I trust the entire glass area represents my image area. What are the frames? Conservative cropping guides?
Jon
Hmm I don't know, I always figure I am going to clobber the edges so I always frame loose enough for my clumsiness. Never actually measured but I know 4x5 and 5x7 and 8x10 are not exactly that.
I think they must just be (very) conservative cropping guides for clumsy people like you Frank. Either that or they date from times when people avoided circles of confusion? The ground glass measures just under 5x7, about the same as my deardorff.
Since I'm mostly contact printing in platinum I tend to be fairly anal about the edges of the frame. I'll do some testing once I get a lens board sorted.
The black lines didn't end up washing off in soapy water anyway....
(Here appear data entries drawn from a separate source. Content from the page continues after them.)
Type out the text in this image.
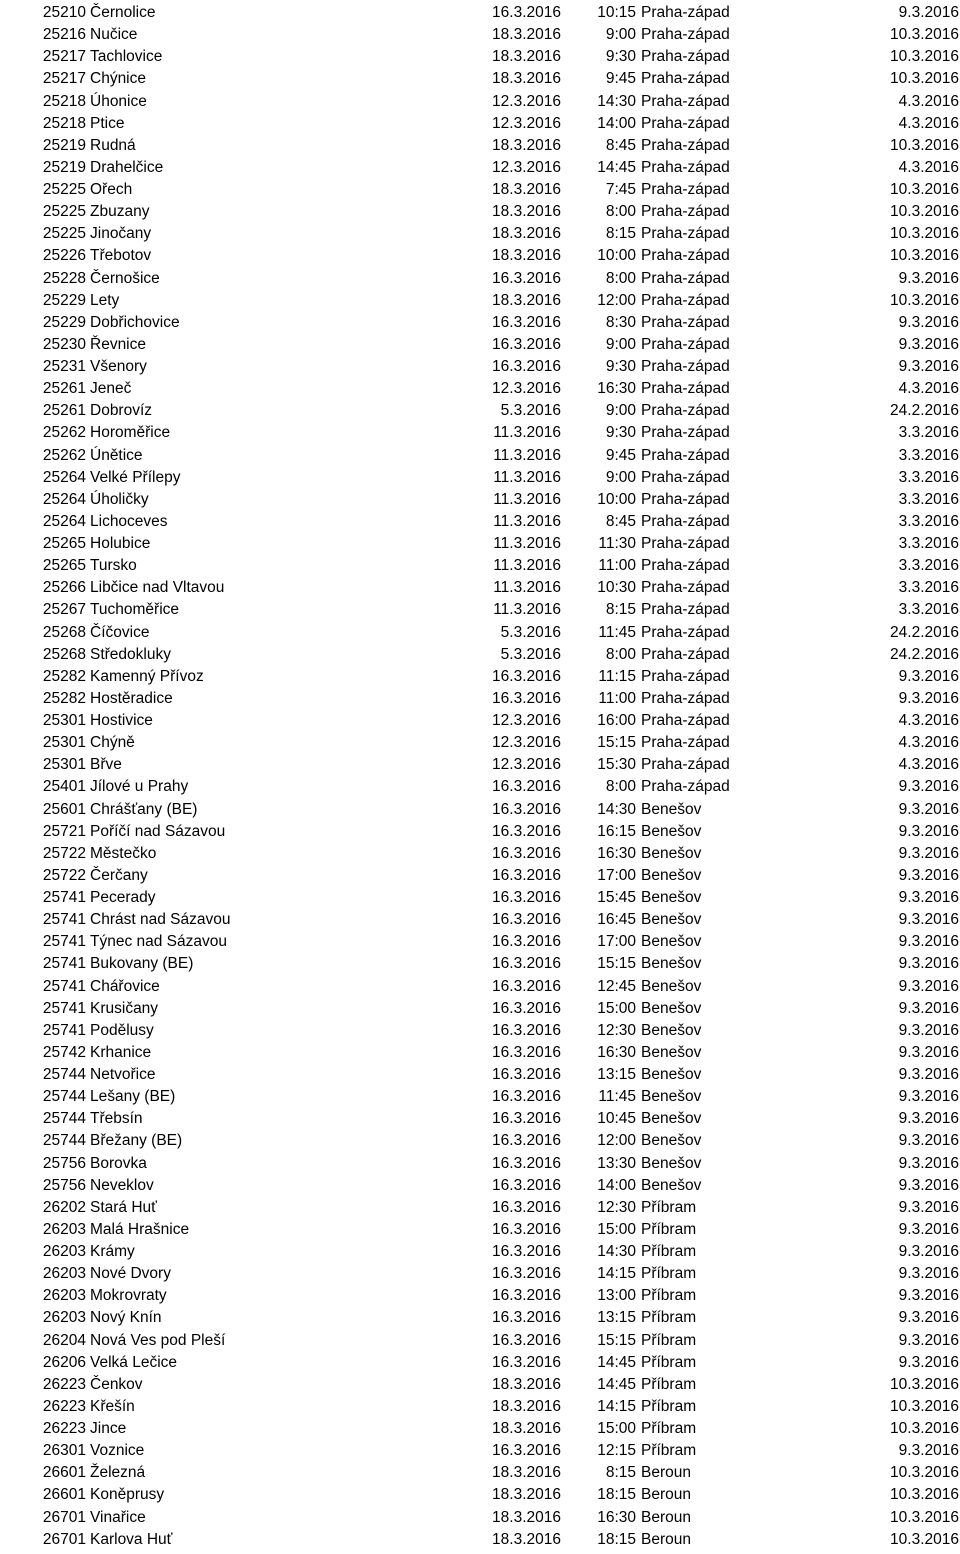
25210	Černolice	16.3.2016	10:15	Praha-západ	9.3.2016
25216	Nučice	18.3.2016	9:00	Praha-západ	10.3.2016
25217	Tachlovice	18.3.2016	9:30	Praha-západ	10.3.2016
25217	Chýnice	18.3.2016	9:45	Praha-západ	10.3.2016
25218	Úhonice	12.3.2016	14:30	Praha-západ	4.3.2016
25218	Ptice	12.3.2016	14:00	Praha-západ	4.3.2016
25219	Rudná	18.3.2016	8:45	Praha-západ	10.3.2016
25219	Drahelčice	12.3.2016	14:45	Praha-západ	4.3.2016
25225	Ořech	18.3.2016	7:45	Praha-západ	10.3.2016
25225	Zbuzany	18.3.2016	8:00	Praha-západ	10.3.2016
25225	Jinočany	18.3.2016	8:15	Praha-západ	10.3.2016
25226	Třebotov	18.3.2016	10:00	Praha-západ	10.3.2016
25228	Černošice	16.3.2016	8:00	Praha-západ	9.3.2016
25229	Lety	18.3.2016	12:00	Praha-západ	10.3.2016
25229	Dobřichovice	16.3.2016	8:30	Praha-západ	9.3.2016
25230	Řevnice	16.3.2016	9:00	Praha-západ	9.3.2016
25231	Všenory	16.3.2016	9:30	Praha-západ	9.3.2016
25261	Jeneč	12.3.2016	16:30	Praha-západ	4.3.2016
25261	Dobrovíz	5.3.2016	9:00	Praha-západ	24.2.2016
25262	Horoměřice	11.3.2016	9:30	Praha-západ	3.3.2016
25262	Únětice	11.3.2016	9:45	Praha-západ	3.3.2016
25264	Velké Přílepy	11.3.2016	9:00	Praha-západ	3.3.2016
25264	Úholičky	11.3.2016	10:00	Praha-západ	3.3.2016
25264	Lichoceves	11.3.2016	8:45	Praha-západ	3.3.2016
25265	Holubice	11.3.2016	11:30	Praha-západ	3.3.2016
25265	Tursko	11.3.2016	11:00	Praha-západ	3.3.2016
25266	Libčice nad Vltavou	11.3.2016	10:30	Praha-západ	3.3.2016
25267	Tuchoměřice	11.3.2016	8:15	Praha-západ	3.3.2016
25268	Číčovice	5.3.2016	11:45	Praha-západ	24.2.2016
25268	Středokluky	5.3.2016	8:00	Praha-západ	24.2.2016
25282	Kamenný Přívoz	16.3.2016	11:15	Praha-západ	9.3.2016
25282	Hostěradice	16.3.2016	11:00	Praha-západ	9.3.2016
25301	Hostivice	12.3.2016	16:00	Praha-západ	4.3.2016
25301	Chýně	12.3.2016	15:15	Praha-západ	4.3.2016
25301	Břve	12.3.2016	15:30	Praha-západ	4.3.2016
25401	Jílové u Prahy	16.3.2016	8:00	Praha-západ	9.3.2016
25601	Chrášťany (BE)	16.3.2016	14:30	Benešov	9.3.2016
25721	Poříčí nad Sázavou	16.3.2016	16:15	Benešov	9.3.2016
25722	Městečko	16.3.2016	16:30	Benešov	9.3.2016
25722	Čerčany	16.3.2016	17:00	Benešov	9.3.2016
25741	Pecerady	16.3.2016	15:45	Benešov	9.3.2016
25741	Chrást nad Sázavou	16.3.2016	16:45	Benešov	9.3.2016
25741	Týnec nad Sázavou	16.3.2016	17:00	Benešov	9.3.2016
25741	Bukovany (BE)	16.3.2016	15:15	Benešov	9.3.2016
25741	Chářovice	16.3.2016	12:45	Benešov	9.3.2016
25741	Krusičany	16.3.2016	15:00	Benešov	9.3.2016
25741	Podělusy	16.3.2016	12:30	Benešov	9.3.2016
25742	Krhanice	16.3.2016	16:30	Benešov	9.3.2016
25744	Netvořice	16.3.2016	13:15	Benešov	9.3.2016
25744	Lešany (BE)	16.3.2016	11:45	Benešov	9.3.2016
25744	Třebsín	16.3.2016	10:45	Benešov	9.3.2016
25744	Břežany (BE)	16.3.2016	12:00	Benešov	9.3.2016
25756	Borovka	16.3.2016	13:30	Benešov	9.3.2016
25756	Neveklov	16.3.2016	14:00	Benešov	9.3.2016
26202	Stará Huť	16.3.2016	12:30	Příbram	9.3.2016
26203	Malá Hrašnice	16.3.2016	15:00	Příbram	9.3.2016
26203	Krámy	16.3.2016	14:30	Příbram	9.3.2016
26203	Nové Dvory	16.3.2016	14:15	Příbram	9.3.2016
26203	Mokrovraty	16.3.2016	13:00	Příbram	9.3.2016
26203	Nový Knín	16.3.2016	13:15	Příbram	9.3.2016
26204	Nová Ves pod Pleší	16.3.2016	15:15	Příbram	9.3.2016
26206	Velká Lečice	16.3.2016	14:45	Příbram	9.3.2016
26223	Čenkov	18.3.2016	14:45	Příbram	10.3.2016
26223	Křešín	18.3.2016	14:15	Příbram	10.3.2016
26223	Jince	18.3.2016	15:00	Příbram	10.3.2016
26301	Voznice	16.3.2016	12:15	Příbram	9.3.2016
26601	Železná	18.3.2016	8:15	Beroun	10.3.2016
26601	Koněprusy	18.3.2016	18:15	Beroun	10.3.2016
26701	Vinařice	18.3.2016	16:30	Beroun	10.3.2016
26701	Karlova Huť	18.3.2016	18:15	Beroun	10.3.2016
Film sizes are actually glass plate sizes. Some are exact, some are nominal, and there is some wiggle room. When sheet film came along it was originally sized to fit into adapter sheaths in a glass plate holder, so the film dimensions are smaller than the nominal size and the image area is smaller yet.
The actual sizes and image area are tabulated at various places around the web (perhaps even on this site), but there's an easier way. Put a filmholder in the camera and pull the darkslide facing you. You should be able to make out the edges of the film guides through the gg. That will tell you where the edges of your image are going to be.
What Struan says. Right now in my hands I have two holders, an old Graflex and a new Lisco... the Graflex lend a slightly bigger image. If you want accuracy, you have to draw the corners of your own holders.
I'll load some white paper into a holder tonight and see where my frame edges are. Thanks fellas.
Jon
Ok, if anybody cares. My frame edges correspond to the outer, darker, frame shown in the above pics.